By Todd Bernhard on Thu, 08/21/2014
It's a new day at Microsoft. For the first time in decades, neither Bill Gates nor Steve Balmer are involved in running the company. While Gates left years ago to concentrate on his charitable foundation, Balmer stepped down as CEO six months ago, and this week he dropped off the Board of Directors. Instead of concentrating on charity, Balmer will use his trademark enthusiasm to cheer on his newest acquisition, the Los Angeles Clippers.
Balmer is not the first Microsoft exec to buy a sports team. The Seattle Seahawks and Portland Trailblazers were acquired by Microsoft co-founder Paul Allen years ago. There must be something about rich geeks wanting to own sports teams! I admit, when I went to Carnegie Mellon University, and I was the official school mascot (Scottie Dog!) we had a cheer for whenever the other team scored... "That's alright, that's okay. You're gonna work for us someday!" I remember seeing the billionaire Balmer one day at the Consumer Electronics Show a few years back, and I wanted to say "Who wants to be a millionaire?

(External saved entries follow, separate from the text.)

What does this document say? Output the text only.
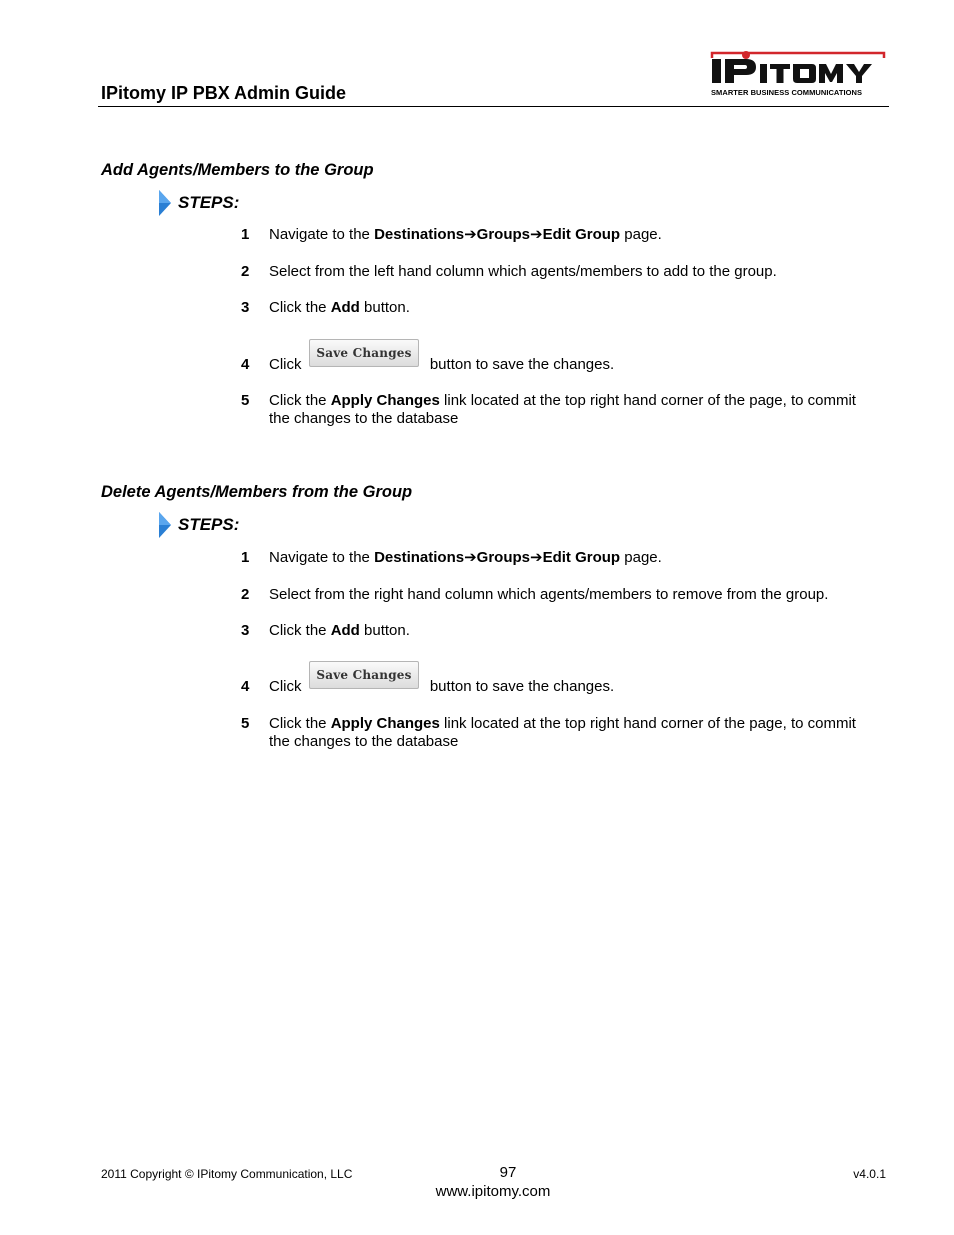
IPitomy IP PBX Admin Guide	SMARTER BUSINESS COMMUNICATIONS
Add Agents/Members to the Group
STEPS:
1 Navigate to the Destinations➔Groups➔Edit Group page.
2 Select from the left hand column which agents/members to add to the group.
3 Click the Add button.
4 Click	button to save the changes.
Save Changes
5 Click the Apply Changes link located at the top right hand corner of the page, to commit the changes to the database
Delete Agents/Members from the Group
STEPS:
1 Navigate to the Destinations➔Groups➔Edit Group page.
2 Select from the right hand column which agents/members to remove from the group.
3 Click the Add button.
4 Click	button to save the changes.
Save Changes
5 Click the Apply Changes link located at the top right hand corner of the page, to commit the changes to the database
2011 Copyright © IPitomy Communication, LLC	97
www.ipitomy.com
v4.0.1
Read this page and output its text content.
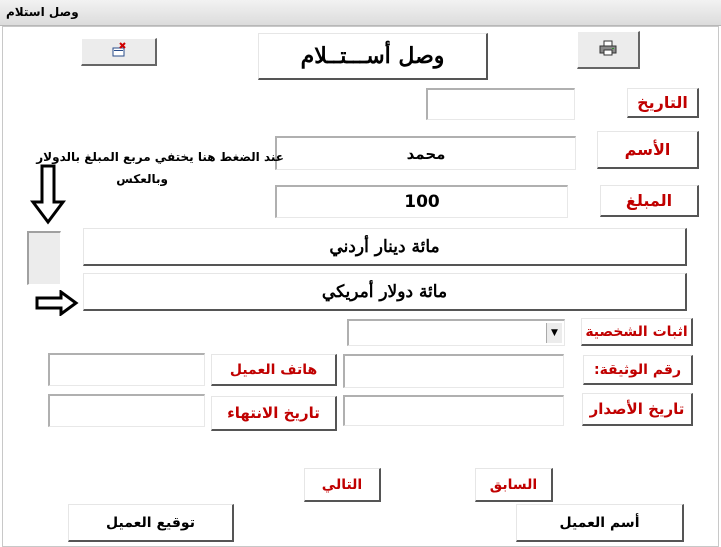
وصل استلام
وصل أســـتــلام
التاريخ
الأسم
محمد
عند الضغط هنا يختفي مربع المبلغ بالدولار
وبالعكس
المبلغ
100
مائة دينار أردني
مائة دولار أمريكي
اثبات الشخصية
▼
رقم الوثيقة:
هاتف العميل
تاريخ الأصدار
تاريخ الانتهاء
التالي	السابق
توقيع العميل	أسم العميل
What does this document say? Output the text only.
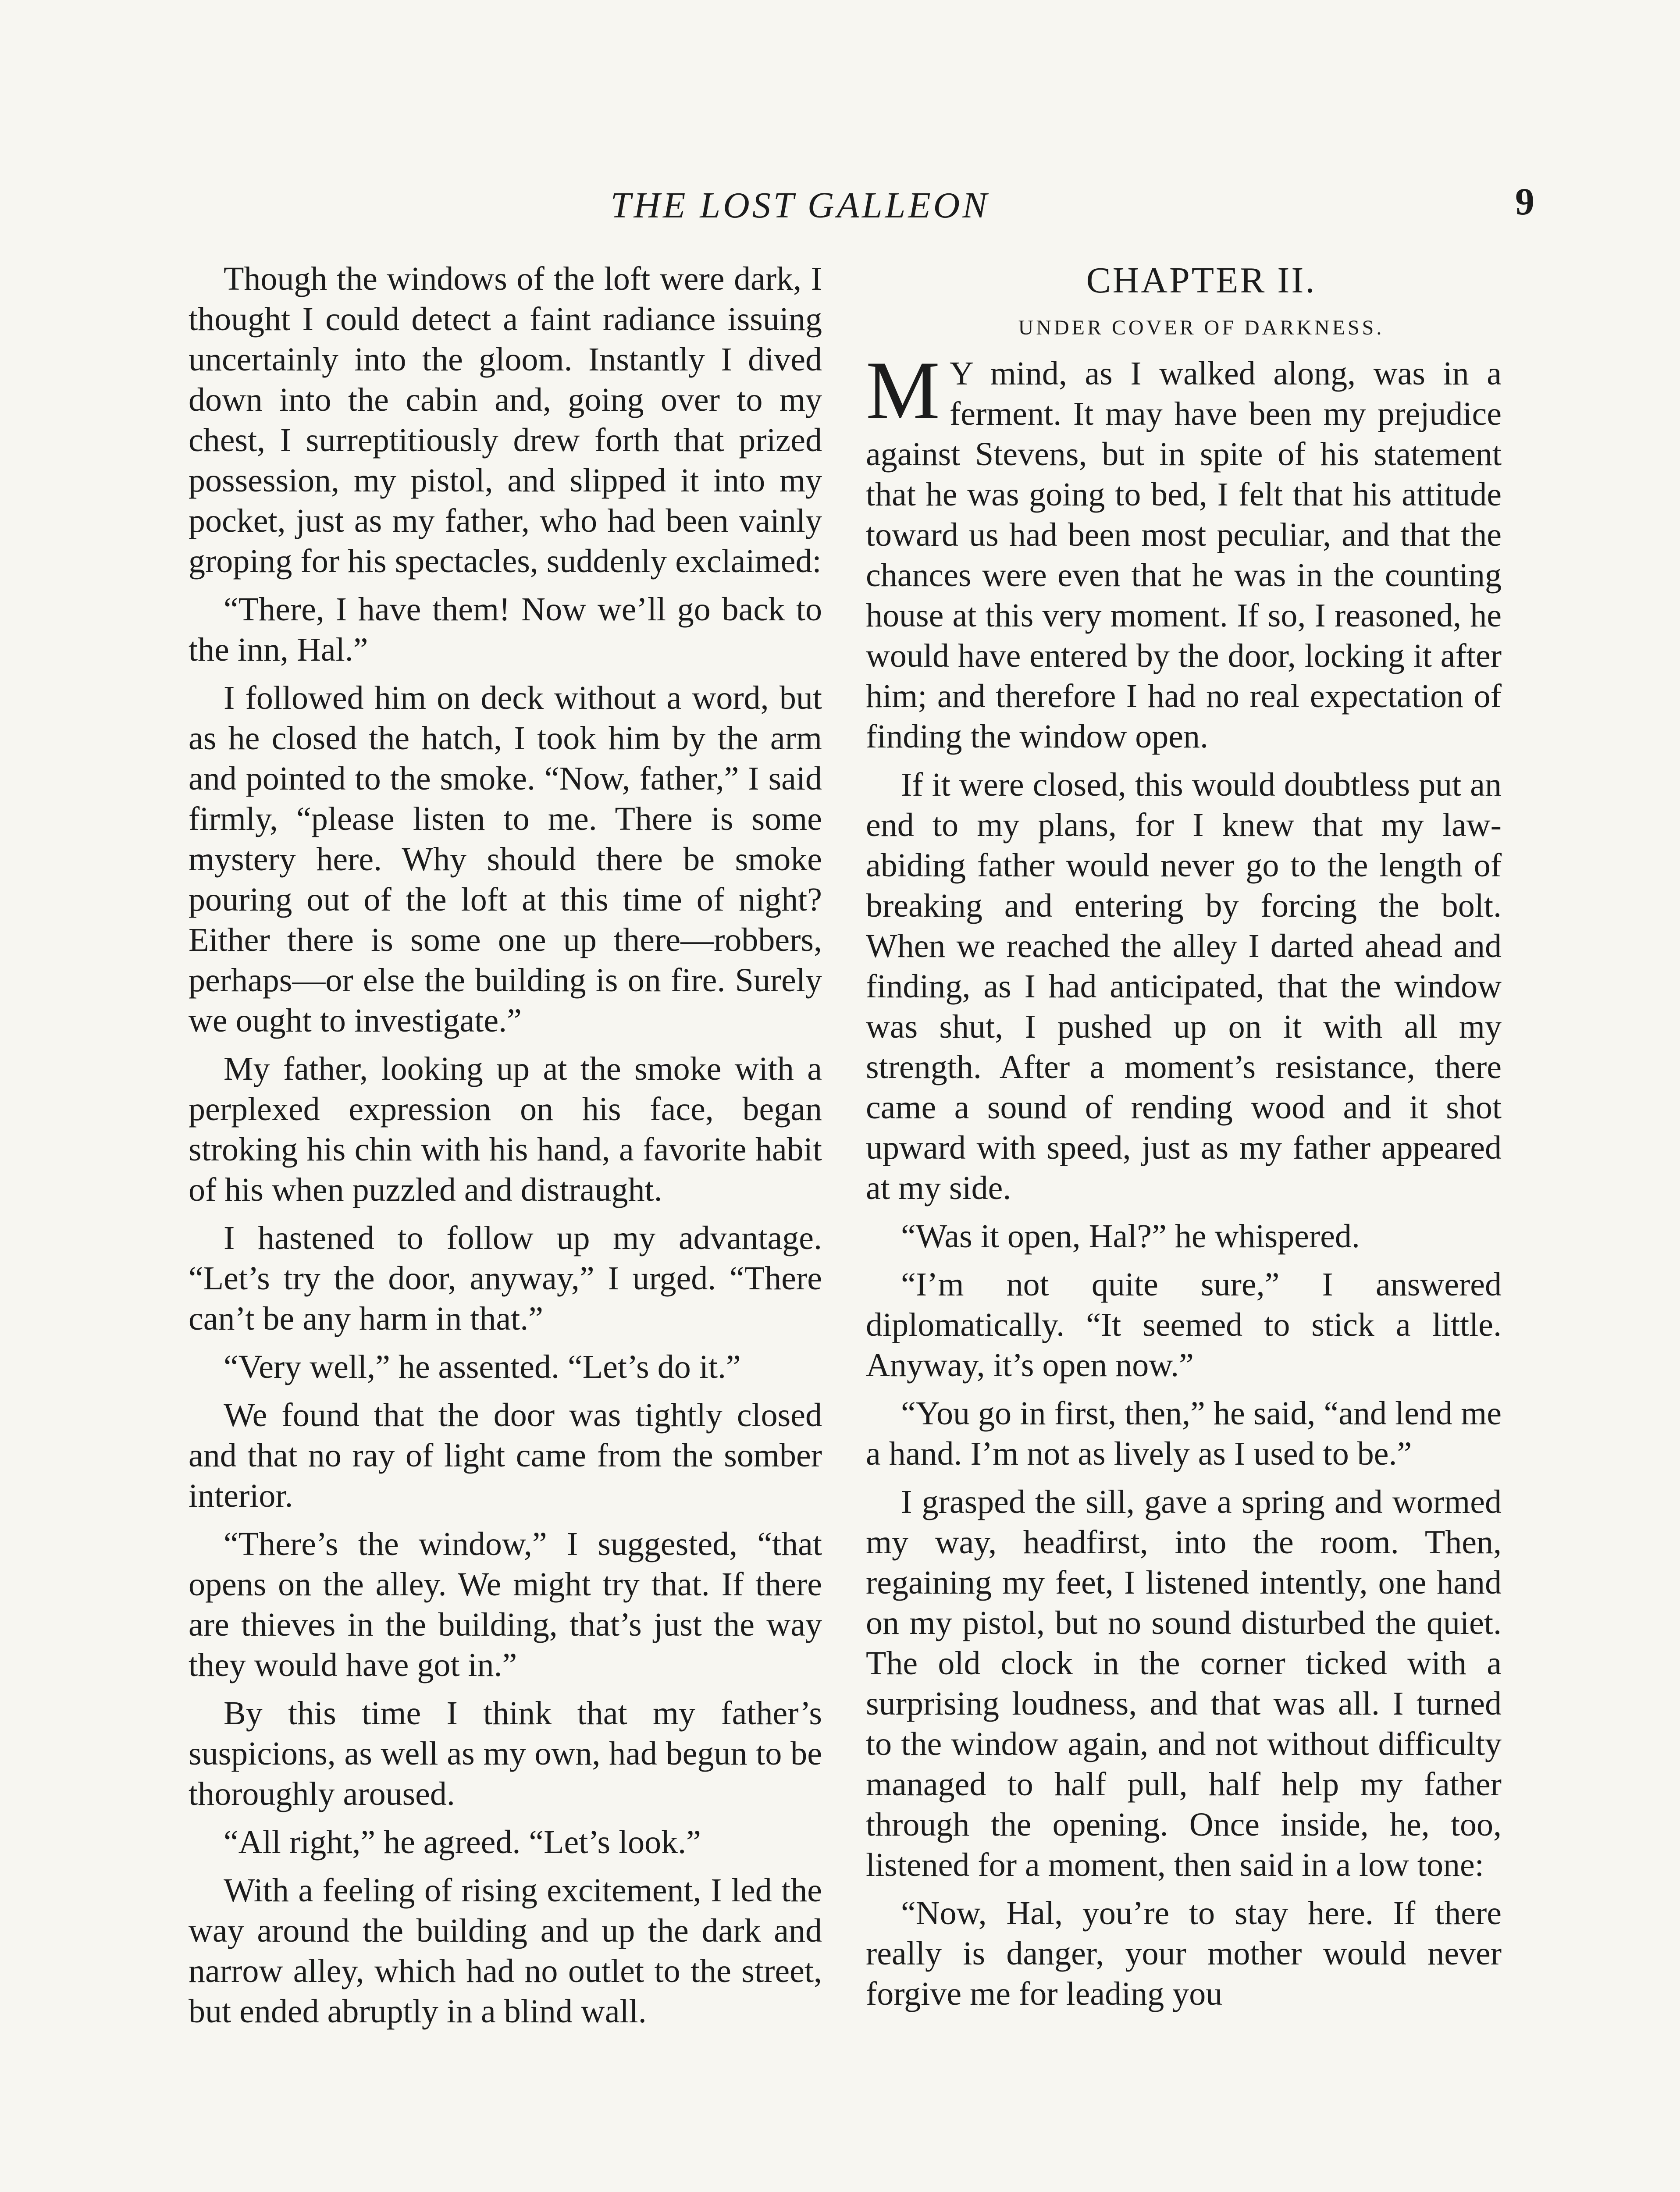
THE LOST GALLEON	9

Though the windows of the loft were dark, I thought I could detect a faint radiance issuing uncertainly into the gloom. Instantly I dived down into the cabin and, going over to my chest, I surreptitiously drew forth that prized possession, my pistol, and slipped it into my pocket, just as my father, who had been vainly groping for his spectacles, suddenly exclaimed:

“There, I have them! Now we’ll go back to the inn, Hal.”

I followed him on deck without a word, but as he closed the hatch, I took him by the arm and pointed to the smoke. “Now, father,” I said firmly, “please listen to me. There is some mystery here. Why should there be smoke pouring out of the loft at this time of night? Either there is some one up there—robbers, perhaps—or else the building is on fire. Surely we ought to investigate.”

My father, looking up at the smoke with a perplexed expression on his face, began stroking his chin with his hand, a favorite habit of his when puzzled and distraught.

I hastened to follow up my advantage. “Let’s try the door, anyway,” I urged. “There can’t be any harm in that.”

“Very well,” he assented. “Let’s do it.”

We found that the door was tightly closed and that no ray of light came from the somber interior.

“There’s the window,” I suggested, “that opens on the alley. We might try that. If there are thieves in the building, that’s just the way they would have got in.”

By this time I think that my father’s suspicions, as well as my own, had begun to be thoroughly aroused.

“All right,” he agreed. “Let’s look.”

With a feeling of rising excitement, I led the way around the building and up the dark and narrow alley, which had no outlet to the street, but ended abruptly in a blind wall.

CHAPTER II.

UNDER COVER OF DARKNESS.

M Y mind, as I walked along, was in a ferment. It may have been my prejudice against Stevens, but in spite of his statement that he was going to bed, I felt that his attitude toward us had been most peculiar, and that the chances were even that he was in the counting house at this very moment. If so, I reasoned, he would have entered by the door, locking it after him; and therefore I had no real expectation of finding the window open.

If it were closed, this would doubtless put an end to my plans, for I knew that my law-abiding father would never go to the length of breaking and entering by forcing the bolt. When we reached the alley I darted ahead and finding, as I had anticipated, that the window was shut, I pushed up on it with all my strength. After a moment’s resistance, there came a sound of rending wood and it shot upward with speed, just as my father appeared at my side.

“Was it open, Hal?” he whispered.

“I’m not quite sure,” I answered diplomatically. “It seemed to stick a little. Anyway, it’s open now.”

“You go in first, then,” he said, “and lend me a hand. I’m not as lively as I used to be.”

I grasped the sill, gave a spring and wormed my way, headfirst, into the room. Then, regaining my feet, I listened intently, one hand on my pistol, but no sound disturbed the quiet. The old clock in the corner ticked with a surprising loudness, and that was all. I turned to the window again, and not without difficulty managed to half pull, half help my father through the opening. Once inside, he, too, listened for a moment, then said in a low tone:

“Now, Hal, you’re to stay here. If there really is danger, your mother would never forgive me for leading you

Not you!" ... but I thought better of it, and left him alone!
Microsoft's new CEO, Satya Nadella, isn't wasting any time trying to transform the software (and hardware) company. He emraces the "Mobile First, Cloud First" trend, which Steve Jobs called "the Post PC Era" of course! Recently, Microsoft has gotten aggressive with low-end laptops, allowing some manufacturers to ship Windows PCs without paying a royalty to Microsoft. This has allowed them to price competitively with Google Chromebooks. Their pitch is, instead of compromising with a non-standard laptop (and getting "scroogled") customers can get an actual Windows computer that runs Office and has a decent screen.
Microsoft is trying to swing the pendulum back from Netbooks to iPads to Chromebooks, and now on to these low-end Windows laptops. Whether it works, we'll have to see, but with new leadership from Nadella comes the chance to make some bold moves without the baggage of previous CEOs looking over his shoulder.